I have been wracking my brain trying to come up with a regex pattern for .NET that will match anything that is not part of an HTML comment. For example:
foo<!--abc-->bar
Should match "foo" and "bar".
foobar
Should match "foobar" (there is no comment, so match everything).
<!--foo-->
Should not produce any matches because there is nothing that's not in the comment.
I can match comments easily enough with the regex <!--.*?-->
, but with my program specifications, I can't simply strip them out in this case, I need to match whatever is not in a comment. Every way I've been able to think of or find online to try to exclude the comments ends up either selecting everything all together (because then the start and end of the comments aren't the start and end of the match), or finds undesired matches. For example:
foo<!--abc-->bar
Using the regex ((?!<!--.*?-->).)*
(simply negating the regex for finding comments by using a negative lookahead), I get 4 matches: the first is the correctly matched "foo", but then the second and fourth matches show as blank strings (I'm not sure why), and the third match is "!--abc-->bar", because simply dropping the "<" technically satisfies the condition. Making the last * quantifier lazy seems to make it even worse, returning 17 blank string matches. I've tried a few other approaches, like using negative lookarounds to exclude the comments, but they've all fallen prey to similar problems that I'm not sure how to solve.

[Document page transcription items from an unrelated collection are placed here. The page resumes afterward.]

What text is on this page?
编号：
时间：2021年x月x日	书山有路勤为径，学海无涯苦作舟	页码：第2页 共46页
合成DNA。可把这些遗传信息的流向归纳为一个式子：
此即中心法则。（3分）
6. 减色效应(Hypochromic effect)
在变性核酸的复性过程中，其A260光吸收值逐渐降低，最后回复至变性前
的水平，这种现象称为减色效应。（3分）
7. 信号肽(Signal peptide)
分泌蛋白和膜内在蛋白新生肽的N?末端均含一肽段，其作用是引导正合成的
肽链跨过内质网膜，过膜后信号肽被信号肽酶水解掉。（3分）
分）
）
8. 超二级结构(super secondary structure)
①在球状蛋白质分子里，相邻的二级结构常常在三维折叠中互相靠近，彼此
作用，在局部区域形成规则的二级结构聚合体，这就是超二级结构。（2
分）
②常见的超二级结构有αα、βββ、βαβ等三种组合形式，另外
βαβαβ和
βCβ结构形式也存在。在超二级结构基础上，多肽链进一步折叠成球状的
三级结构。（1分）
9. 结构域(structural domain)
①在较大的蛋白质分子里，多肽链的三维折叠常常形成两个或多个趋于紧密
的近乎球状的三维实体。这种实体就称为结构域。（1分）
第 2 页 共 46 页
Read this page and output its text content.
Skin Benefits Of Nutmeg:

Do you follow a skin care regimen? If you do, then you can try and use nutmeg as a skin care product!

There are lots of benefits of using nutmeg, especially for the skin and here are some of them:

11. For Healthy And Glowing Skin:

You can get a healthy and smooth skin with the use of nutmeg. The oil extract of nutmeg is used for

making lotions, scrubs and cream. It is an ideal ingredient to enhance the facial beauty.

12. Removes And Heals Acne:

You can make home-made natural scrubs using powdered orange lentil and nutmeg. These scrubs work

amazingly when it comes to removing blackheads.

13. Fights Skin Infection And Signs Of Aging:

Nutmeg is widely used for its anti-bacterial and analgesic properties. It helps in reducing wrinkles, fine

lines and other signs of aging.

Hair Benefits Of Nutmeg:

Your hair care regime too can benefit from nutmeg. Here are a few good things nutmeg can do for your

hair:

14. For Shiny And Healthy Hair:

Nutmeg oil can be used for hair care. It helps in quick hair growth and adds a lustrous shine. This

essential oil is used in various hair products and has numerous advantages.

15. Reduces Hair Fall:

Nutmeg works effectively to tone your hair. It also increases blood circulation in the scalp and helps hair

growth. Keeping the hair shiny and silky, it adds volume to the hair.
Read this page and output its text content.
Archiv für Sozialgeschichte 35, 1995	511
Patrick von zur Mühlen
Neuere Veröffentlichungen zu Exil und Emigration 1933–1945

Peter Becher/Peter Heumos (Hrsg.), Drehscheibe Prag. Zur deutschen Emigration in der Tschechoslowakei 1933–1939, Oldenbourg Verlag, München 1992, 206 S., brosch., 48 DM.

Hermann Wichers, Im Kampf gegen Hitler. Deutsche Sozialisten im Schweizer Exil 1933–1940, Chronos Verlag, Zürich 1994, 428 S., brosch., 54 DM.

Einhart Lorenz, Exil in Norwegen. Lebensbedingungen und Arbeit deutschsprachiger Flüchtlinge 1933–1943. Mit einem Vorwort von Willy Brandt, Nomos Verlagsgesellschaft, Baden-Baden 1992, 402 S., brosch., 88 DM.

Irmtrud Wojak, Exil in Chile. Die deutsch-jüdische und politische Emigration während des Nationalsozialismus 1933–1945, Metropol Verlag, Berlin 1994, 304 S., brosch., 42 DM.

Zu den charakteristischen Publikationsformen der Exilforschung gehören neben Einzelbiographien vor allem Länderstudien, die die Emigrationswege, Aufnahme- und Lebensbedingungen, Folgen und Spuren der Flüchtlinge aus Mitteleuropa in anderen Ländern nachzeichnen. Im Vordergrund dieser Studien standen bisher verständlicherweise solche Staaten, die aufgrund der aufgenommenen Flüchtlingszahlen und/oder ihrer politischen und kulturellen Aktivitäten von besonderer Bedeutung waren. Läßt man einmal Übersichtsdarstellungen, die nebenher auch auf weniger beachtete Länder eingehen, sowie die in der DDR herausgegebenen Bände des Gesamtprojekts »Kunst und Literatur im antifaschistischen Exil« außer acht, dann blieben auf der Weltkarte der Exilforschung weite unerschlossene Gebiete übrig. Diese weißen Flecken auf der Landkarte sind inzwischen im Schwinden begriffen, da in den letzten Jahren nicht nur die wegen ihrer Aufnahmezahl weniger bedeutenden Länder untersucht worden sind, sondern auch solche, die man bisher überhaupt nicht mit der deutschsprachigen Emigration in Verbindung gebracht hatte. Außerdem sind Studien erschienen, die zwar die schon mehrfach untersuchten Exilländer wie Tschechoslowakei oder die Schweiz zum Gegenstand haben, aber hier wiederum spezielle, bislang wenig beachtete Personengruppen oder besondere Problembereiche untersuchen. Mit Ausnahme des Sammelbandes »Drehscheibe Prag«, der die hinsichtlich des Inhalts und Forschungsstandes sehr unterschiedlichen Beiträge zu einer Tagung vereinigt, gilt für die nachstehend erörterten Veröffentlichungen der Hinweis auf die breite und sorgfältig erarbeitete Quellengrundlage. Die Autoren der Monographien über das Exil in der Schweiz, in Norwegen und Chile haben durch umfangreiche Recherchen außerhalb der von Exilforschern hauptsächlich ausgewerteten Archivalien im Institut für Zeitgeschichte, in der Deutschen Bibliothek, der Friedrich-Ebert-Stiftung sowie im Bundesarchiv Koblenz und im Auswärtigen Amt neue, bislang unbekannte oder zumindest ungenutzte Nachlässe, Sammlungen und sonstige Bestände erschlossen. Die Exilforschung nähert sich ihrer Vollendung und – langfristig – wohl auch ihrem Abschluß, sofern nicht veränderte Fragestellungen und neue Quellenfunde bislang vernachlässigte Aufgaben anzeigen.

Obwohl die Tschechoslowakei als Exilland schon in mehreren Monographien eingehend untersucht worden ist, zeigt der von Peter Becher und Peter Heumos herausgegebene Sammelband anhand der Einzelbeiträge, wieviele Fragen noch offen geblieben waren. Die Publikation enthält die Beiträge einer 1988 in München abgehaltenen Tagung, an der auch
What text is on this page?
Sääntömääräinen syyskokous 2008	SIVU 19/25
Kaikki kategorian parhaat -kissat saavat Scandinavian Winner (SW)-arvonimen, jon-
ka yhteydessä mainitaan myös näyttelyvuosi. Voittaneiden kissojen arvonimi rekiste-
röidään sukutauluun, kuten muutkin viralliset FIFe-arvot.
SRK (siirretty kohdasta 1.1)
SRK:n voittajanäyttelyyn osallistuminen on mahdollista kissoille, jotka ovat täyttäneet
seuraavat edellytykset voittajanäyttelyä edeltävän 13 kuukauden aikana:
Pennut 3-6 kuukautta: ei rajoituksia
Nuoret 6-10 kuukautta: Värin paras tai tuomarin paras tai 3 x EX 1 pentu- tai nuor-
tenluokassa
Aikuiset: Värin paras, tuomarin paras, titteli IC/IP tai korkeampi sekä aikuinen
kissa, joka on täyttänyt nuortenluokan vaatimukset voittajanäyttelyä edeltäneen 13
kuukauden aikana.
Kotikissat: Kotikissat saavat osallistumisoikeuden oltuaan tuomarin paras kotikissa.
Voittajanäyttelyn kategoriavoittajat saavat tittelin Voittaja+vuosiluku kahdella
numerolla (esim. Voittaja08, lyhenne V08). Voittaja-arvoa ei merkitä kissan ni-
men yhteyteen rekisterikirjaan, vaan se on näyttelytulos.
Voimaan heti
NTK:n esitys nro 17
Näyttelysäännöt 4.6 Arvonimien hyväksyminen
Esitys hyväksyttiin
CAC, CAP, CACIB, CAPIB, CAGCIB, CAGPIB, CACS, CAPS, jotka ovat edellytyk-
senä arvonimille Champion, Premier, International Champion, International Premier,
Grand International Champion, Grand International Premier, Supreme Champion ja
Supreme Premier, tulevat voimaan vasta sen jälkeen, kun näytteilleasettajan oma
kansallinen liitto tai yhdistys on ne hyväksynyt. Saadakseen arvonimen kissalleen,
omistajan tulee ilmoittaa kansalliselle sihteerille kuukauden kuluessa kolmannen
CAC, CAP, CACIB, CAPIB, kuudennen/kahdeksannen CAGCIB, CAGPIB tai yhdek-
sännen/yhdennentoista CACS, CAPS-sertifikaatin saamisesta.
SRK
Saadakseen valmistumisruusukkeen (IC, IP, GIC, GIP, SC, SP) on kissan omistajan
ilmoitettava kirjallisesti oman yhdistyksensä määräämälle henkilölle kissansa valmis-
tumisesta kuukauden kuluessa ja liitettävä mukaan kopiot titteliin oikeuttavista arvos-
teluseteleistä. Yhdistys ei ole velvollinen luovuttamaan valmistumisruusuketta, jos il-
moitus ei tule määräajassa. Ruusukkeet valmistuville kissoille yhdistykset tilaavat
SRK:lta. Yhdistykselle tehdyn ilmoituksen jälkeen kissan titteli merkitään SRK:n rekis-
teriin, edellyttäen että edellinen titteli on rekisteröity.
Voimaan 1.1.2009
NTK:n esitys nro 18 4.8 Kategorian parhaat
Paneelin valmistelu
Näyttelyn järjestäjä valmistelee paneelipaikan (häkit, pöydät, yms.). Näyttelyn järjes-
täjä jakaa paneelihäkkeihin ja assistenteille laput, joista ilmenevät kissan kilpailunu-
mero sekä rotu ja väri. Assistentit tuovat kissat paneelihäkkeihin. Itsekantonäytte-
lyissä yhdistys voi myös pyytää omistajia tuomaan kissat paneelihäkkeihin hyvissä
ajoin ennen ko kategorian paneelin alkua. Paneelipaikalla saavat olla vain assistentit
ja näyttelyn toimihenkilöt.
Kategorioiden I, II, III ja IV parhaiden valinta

I also tried the regex from this question's accepted answer: Regex to strip anything that isn't an html comment; but unfortunately this includes the <!--
and -->
parts of the comment in the matches, and if I'm reading it right, I don't think it will match a string that has no comment in it. I attempted to modify this to solve these issues for my use case, but haven't had any success with that...
EDIT
After taking a step back from the problem and re-thinking my needs, I realized that I don't actually need to match all text that's not part of a comment. I really just need to know if there is any non-whitespace text that isn't part of a comment, anywhere in the content, using the Regex.IsMatch method with the SingleLine option. For that purpose, the following regex should do the trick:
(?!^(\s*<!--([^-]*|-[^-]*|--[^>]*)-->\s*)+$)^.*\S.*$
Since this drastically changes the question and immediately answers it, I'm not exactly sure what the correct protocol is now... But unless something better is proposed, I suppose I'll leave the question open for a few days in case anyone happens to find a fault in my regex, and if no one does I'll just self-answer and close the question.